What's more, the MAC Histogram has shown a lack of selling pressure for about three weeks -- another sign, the bulls argue, that the Dow is forming a bottom at/near that aforementioned key technical support at 10,760 and 10,700.
Market/Economic Analysis: So with the technical indicators mixed, where is the Dow headed, as the fourth quarter starts?
Obviously, a lot will hinge on the U.S. economic data reported during the next three months and there is no fundamental data point more important than the monthly U.S. report, formally the U.S. Department of Labor's Non-Farm Payroll Report.
If the report -- and September's data will be released Friday Oct. 7 at 8:30 a.m. EDT -- shows that the U.S. economy is creating at least 125,000 to 150,000 jobs per month, it will be advantage bulls.
However, if job growth continues to underperform -- with the economy creating less than 100,000 jobs per month -- that would be touted by the bears that their thesis that a double-dip recession is ahead is closer to the truth than the bulls' argument that the economic expansion is set to re-accelerate.

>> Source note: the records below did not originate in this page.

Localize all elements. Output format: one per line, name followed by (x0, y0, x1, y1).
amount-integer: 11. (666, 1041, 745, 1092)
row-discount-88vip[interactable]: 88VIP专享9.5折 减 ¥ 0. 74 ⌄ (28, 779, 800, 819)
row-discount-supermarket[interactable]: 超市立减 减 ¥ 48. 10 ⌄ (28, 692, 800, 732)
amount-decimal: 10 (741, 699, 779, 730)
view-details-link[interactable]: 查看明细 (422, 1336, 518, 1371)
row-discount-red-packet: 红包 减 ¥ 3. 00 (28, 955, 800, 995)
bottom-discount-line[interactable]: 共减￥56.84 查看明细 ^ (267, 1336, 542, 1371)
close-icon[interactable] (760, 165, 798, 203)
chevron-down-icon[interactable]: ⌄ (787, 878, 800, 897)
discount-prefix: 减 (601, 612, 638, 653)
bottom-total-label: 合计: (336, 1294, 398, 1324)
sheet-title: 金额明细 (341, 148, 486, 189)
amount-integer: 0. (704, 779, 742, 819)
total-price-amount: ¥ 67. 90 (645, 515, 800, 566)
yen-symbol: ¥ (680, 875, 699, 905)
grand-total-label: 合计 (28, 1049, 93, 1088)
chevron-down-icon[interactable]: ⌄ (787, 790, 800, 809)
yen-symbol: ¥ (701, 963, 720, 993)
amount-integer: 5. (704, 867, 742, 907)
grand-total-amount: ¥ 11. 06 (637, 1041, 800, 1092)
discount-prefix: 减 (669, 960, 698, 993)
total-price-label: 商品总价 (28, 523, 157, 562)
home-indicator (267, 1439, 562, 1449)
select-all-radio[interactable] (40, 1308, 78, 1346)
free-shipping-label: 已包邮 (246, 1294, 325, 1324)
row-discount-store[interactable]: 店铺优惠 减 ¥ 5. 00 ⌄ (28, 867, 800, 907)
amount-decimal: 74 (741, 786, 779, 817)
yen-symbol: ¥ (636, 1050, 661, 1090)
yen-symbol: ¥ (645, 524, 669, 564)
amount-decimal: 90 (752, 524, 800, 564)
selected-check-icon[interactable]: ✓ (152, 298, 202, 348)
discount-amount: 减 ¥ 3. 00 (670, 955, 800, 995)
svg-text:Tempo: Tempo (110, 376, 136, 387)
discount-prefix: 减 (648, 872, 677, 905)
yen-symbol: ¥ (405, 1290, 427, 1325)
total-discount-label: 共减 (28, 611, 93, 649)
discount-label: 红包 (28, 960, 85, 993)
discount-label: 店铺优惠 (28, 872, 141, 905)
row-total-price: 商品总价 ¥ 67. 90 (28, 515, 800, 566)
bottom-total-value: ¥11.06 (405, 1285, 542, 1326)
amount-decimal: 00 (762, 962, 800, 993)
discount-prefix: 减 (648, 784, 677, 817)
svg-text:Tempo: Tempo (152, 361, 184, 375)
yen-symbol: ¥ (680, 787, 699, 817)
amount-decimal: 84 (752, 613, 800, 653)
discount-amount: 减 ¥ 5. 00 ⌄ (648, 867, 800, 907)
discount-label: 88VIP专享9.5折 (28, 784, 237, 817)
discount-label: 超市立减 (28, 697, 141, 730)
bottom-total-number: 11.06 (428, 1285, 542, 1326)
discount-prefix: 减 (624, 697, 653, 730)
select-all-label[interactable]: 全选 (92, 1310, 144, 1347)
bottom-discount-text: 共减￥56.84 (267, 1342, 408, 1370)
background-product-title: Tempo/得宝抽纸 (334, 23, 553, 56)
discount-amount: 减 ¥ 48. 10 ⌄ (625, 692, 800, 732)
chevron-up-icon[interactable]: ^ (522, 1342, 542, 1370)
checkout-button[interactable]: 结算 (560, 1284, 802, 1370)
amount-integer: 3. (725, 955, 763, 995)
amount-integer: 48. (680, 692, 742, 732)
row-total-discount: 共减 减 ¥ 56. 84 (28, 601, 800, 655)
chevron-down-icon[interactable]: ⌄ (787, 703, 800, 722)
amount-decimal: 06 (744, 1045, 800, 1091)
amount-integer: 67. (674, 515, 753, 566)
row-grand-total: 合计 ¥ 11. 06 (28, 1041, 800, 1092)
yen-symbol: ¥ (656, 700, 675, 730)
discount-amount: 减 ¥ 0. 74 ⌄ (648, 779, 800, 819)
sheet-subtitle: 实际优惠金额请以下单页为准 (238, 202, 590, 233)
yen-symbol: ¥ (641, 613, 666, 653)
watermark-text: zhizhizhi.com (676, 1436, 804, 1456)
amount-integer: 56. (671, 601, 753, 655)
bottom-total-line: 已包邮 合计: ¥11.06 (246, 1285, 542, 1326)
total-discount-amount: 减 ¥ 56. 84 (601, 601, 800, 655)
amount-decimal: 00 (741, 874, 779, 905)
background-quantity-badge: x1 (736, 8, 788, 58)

Of course, quarterly earnings by large cap and S&P 500 companies will also be closely scrutinized by the market, but institutional investors know what will truly drives the market: workforce expansion, i.e. job growth. Good things happen to earnings and to U.S. GDP, and by extension, to the Dow, when jobs are being added at a healthy rate; the reverse, bad things.
So keep your eye on how many jobs the U.S. created in September for the next clue as to where the economy, and the Dow, are headed.